Investors are looking for avenues that help them grow their money and achieve their financial goals. Investing in stock markets is one such avenue that can help investors grow their money over the long term. But investing in the stock market may not be easy for the first-time investor. Mutual Fund investments on the other hand simplify the process of investing in a pool of diversified stocks, thus taking the hassle out of stock selection for beginners by allowing them to invest in mutual funds.

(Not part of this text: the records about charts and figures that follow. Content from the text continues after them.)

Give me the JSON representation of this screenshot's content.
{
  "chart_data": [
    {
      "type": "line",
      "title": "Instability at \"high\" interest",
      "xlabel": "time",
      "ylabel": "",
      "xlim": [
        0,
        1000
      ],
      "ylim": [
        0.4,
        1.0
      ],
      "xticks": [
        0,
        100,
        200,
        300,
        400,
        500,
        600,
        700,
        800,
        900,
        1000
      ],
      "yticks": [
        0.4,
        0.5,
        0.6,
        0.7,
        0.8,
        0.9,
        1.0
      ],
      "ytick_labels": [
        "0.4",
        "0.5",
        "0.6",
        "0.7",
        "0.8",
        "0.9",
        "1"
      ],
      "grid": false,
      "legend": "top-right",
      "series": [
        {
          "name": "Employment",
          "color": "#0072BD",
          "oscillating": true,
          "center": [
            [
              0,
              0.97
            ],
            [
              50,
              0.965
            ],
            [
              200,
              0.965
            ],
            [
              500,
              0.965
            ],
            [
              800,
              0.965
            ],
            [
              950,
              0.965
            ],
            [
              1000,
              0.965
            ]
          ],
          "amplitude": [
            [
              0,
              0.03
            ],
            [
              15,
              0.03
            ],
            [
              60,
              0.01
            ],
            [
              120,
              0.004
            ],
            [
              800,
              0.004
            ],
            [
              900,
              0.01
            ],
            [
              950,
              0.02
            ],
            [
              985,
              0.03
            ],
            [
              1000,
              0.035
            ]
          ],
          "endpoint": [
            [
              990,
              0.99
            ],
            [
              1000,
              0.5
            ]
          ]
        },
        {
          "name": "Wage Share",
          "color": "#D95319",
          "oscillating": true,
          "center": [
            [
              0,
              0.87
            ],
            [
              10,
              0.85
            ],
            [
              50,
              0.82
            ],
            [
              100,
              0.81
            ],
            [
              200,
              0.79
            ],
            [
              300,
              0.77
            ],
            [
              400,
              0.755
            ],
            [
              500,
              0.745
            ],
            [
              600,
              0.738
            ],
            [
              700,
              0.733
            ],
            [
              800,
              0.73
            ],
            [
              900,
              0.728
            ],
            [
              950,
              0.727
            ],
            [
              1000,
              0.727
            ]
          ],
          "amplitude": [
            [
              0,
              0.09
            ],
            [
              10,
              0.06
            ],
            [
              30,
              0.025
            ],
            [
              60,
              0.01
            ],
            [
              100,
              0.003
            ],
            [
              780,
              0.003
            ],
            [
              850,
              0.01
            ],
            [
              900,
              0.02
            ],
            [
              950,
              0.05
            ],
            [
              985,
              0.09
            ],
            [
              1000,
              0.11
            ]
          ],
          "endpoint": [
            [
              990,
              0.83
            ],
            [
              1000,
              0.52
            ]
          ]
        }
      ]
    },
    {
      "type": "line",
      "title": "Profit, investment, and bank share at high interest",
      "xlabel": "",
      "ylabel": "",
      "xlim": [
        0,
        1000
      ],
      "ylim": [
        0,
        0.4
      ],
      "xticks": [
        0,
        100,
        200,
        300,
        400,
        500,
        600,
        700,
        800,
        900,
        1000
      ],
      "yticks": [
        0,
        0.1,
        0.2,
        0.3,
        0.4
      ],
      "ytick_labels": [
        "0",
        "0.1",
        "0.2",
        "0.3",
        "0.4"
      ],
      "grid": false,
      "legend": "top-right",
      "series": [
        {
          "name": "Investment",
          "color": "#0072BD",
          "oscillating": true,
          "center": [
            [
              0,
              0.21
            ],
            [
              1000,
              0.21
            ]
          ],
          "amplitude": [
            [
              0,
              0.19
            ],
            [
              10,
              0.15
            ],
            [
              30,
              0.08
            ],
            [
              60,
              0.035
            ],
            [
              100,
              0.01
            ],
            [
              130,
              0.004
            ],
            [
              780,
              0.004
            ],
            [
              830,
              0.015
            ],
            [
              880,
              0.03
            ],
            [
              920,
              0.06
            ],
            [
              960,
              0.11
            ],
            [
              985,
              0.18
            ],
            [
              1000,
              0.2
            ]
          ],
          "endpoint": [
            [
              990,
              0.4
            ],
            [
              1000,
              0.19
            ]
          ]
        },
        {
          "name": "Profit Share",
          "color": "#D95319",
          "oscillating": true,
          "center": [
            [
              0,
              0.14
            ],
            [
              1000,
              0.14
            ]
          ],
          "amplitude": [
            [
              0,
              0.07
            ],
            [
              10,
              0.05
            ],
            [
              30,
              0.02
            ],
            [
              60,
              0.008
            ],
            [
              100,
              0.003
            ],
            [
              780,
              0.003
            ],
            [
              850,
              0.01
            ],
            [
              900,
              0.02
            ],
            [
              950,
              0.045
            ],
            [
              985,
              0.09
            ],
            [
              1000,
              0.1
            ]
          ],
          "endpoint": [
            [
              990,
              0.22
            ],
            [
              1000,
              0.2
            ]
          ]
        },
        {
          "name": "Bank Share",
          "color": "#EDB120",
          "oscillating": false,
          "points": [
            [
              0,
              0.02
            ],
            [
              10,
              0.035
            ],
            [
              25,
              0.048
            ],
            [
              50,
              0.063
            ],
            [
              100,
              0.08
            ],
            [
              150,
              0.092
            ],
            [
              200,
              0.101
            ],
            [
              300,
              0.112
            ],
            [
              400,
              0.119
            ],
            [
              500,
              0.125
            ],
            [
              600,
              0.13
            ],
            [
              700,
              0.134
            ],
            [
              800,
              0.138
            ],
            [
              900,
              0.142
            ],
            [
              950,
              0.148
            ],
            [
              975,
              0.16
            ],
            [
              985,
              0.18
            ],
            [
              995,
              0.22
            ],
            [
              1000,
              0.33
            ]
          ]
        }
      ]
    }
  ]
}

The meaning of mutual funds is that it is a financial instrument that essentially collects money from investors and puts them in a basket of diversified securities. Let’s understand more about mutual funds and its types.
Types of Mutual Funds
There are three types of mutual funds classified based on their underlying assets. These include:
- Equity Mutual Funds: Equity Mutual Fund is a type of mutual fund that invests in stocks that have the potential to grow and generate wealth over the long term. These funds can, in turn, be classified based on market capitalization, i.e. Large cap, Midcap and Small-cap. It can also be classified based on a theme or a sector such as healthcare or IT. Investors can choose equity funds based on their investment horizon and their financial goal.
- Debt Mutual Funds: Debt Mutual Fund is a type of mutual fund that invests in fixed income securities issued by the Government or corporates. These include treasury bills, certificates of deposit, debentures, corporate bonds, etc. These can be classified based on their duration (short-term or Long Term Debt Funds called Gilt Funds).
- Hybrid Mutual Funds: This is a type of mutual fund that invests in debt, equity-related instruments and gold or other commodity. The objective of this fund is to balance the risk-reward potential for its investors. The equity component enables capital appreciation thereby generating wealth for investors while the debt component acts as a portfolio diversifier and diversify the impact of volatility.